采用前瞻性队列研究设计,对全国约250万医疗保险患者进行研究。分析了2011年医疗保险标准分析文件中5%提出骨折索赔的患者;骨折后需连续参保12个月,以获取国际疾病分类第九版临床修订本(ICD - 9 - CM)骨折不愈合诊断代码(733.82)或任何骨折不愈合修复手术代码。采用逐步回归分析,若变量没有足够的解释力则将其从分析中剔除。使用受试者工作特征(ROC)曲线方法评估样本内预测准确性,并从2012年医疗保险5%标准分析文件中进行样本外比较。
总体而言,47437名医疗保险患者发生了56492处骨折,其中2.5%的骨折为不愈合。骨折愈合患者(年龄75.0±12.7标准差)比骨折不愈合患者(年龄69.2±13.4标准差)年龄更大(p<0.0001)。所有医疗保险受益人的年死亡率为4.8%,但骨折患者经年龄和性别调整后的死亡率为11.0%(p<0.0001)。18处骨骼中有14处发生骨折的患者在骨折后一年内死亡的可能性显著更高(p<0.0001)。逐步回归得出一个具有预测骨折不愈合的模型,该模型有26个显著的解释变量(所有变量,p≤0.003)。使用曲线下面积(AUC)计算评估该模型的强度,样本外AUC = 0.710。
逻辑模型预测骨折不愈合具有合理的准确性(AUC = 我们推测,临床医生在骨折初诊时可评估的患者人口统计学因素能够预测骨折不愈合。
采用前瞻性队列研究设计,对全国约250万医疗保险患者进行研究。分析了2011年医疗保险标准分析文件中5%提出骨折索赔的患者;骨折后需连续参保12个月,以获取国际疾病分类第九版临床修订本(ICD - 9 - CM)骨折不愈合诊断代码(733.82)或任何骨折不愈合修复手术代码。采用逐步回归分析,若变量没有足够的解释力则将其从分析中剔除。使用受试者工作特征(ROC)曲线方法评估样本内预测准确性,并从2012年医疗保险5%标准分析文件中进行样本外比较。

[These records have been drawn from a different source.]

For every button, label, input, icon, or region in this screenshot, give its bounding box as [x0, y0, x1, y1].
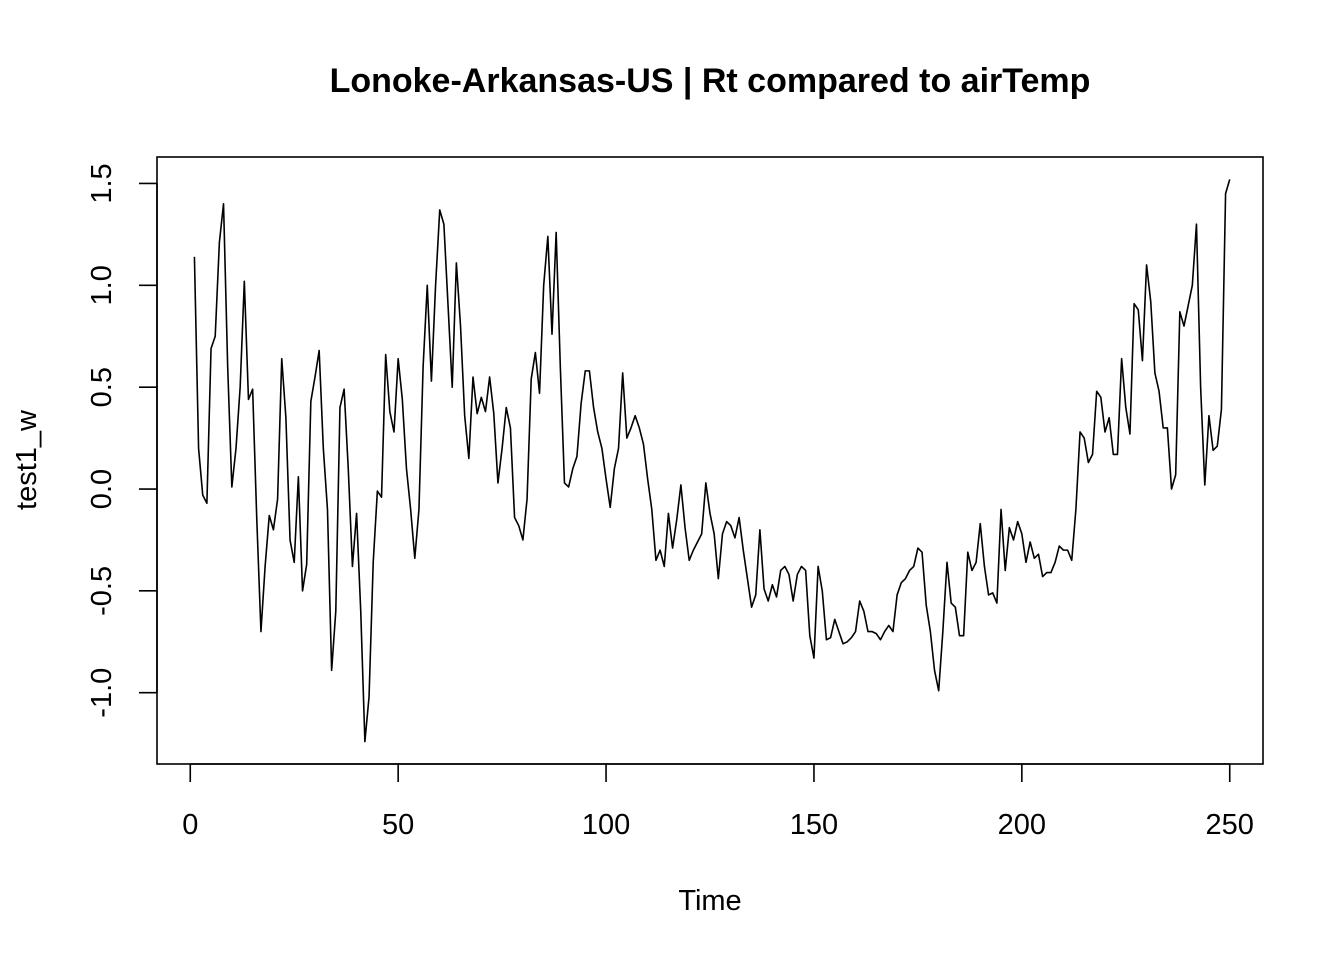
y-tick-label: 1.0 — [86, 265, 118, 305]
x-tick-label: 0 — [182, 809, 198, 841]
y-tick-label: 1.5 — [86, 163, 118, 203]
x-axis: 0 50 100 150 200 250 — [182, 763, 1254, 841]
y-tick-label: -1.0 — [86, 668, 118, 718]
y-axis-label: test1_w — [11, 409, 43, 510]
chart-title: Lonoke-Arkansas-US | Rt compared to airT… — [330, 62, 1091, 100]
x-tick-label: 200 — [998, 809, 1046, 841]
x-tick-label: 250 — [1206, 809, 1254, 841]
y-tick-label: 0.5 — [86, 367, 118, 407]
x-axis-label: Time — [678, 885, 741, 917]
y-tick-label: 0.0 — [86, 469, 118, 509]
x-tick-label: 150 — [790, 809, 838, 841]
x-tick-label: 100 — [582, 809, 630, 841]
x-tick-label: 50 — [382, 809, 414, 841]
y-axis: -1.0 -0.5 0.0 0.5 1.0 1.5 — [86, 163, 158, 718]
series-line — [193, 179, 1231, 743]
plot-frame — [156, 156, 1264, 765]
y-tick-label: -0.5 — [86, 566, 118, 616]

总体而言,47437名医疗保险患者发生了56492处骨折,其中2.5%的骨折为不愈合。骨折愈合患者(年龄75.0±12.7标准差)比骨折不愈合患者(年龄69.2±13.4标准差)年龄更大(p<0.0001)。所有医疗保险受益人的年死亡率为4.8%,但骨折患者经年龄和性别调整后的死亡率为11.0%(p<0.0001)。18处骨骼中有14处发生骨折的患者在骨折后一年内死亡的可能性显著更高(p<0.0001)。逐步回归得出一个具有预测骨折不愈合的模型,该模型有26个显著的解释变量(所有变量,p≤0.003)。使用曲线下面积(AUC)计算评估该模型的强度,样本外AUC = 0.710。
逻辑模型预测骨折不愈合具有合理的准确性(AUC = 0.725)。在医疗保险人群中,骨折不愈合患者比正常愈合患者更年轻。骨折与14种不同骨骼骨折后1年内死亡风险增加相关(p<0.0001),这证实老年骨折是一个重大的公共卫生问题。与骨折不愈合风险增加相关的合并症包括过去或现在吸烟、酗酒、肥胖或病态肥胖、骨关节炎、类风湿关节炎、II型糖尿病和/或开放性骨折(所有变量,多变量p<0.001)。预测骨折不愈合需要了解26个患者变量,但目前的预测准确性与弗雷明汉心血管风险预测相当。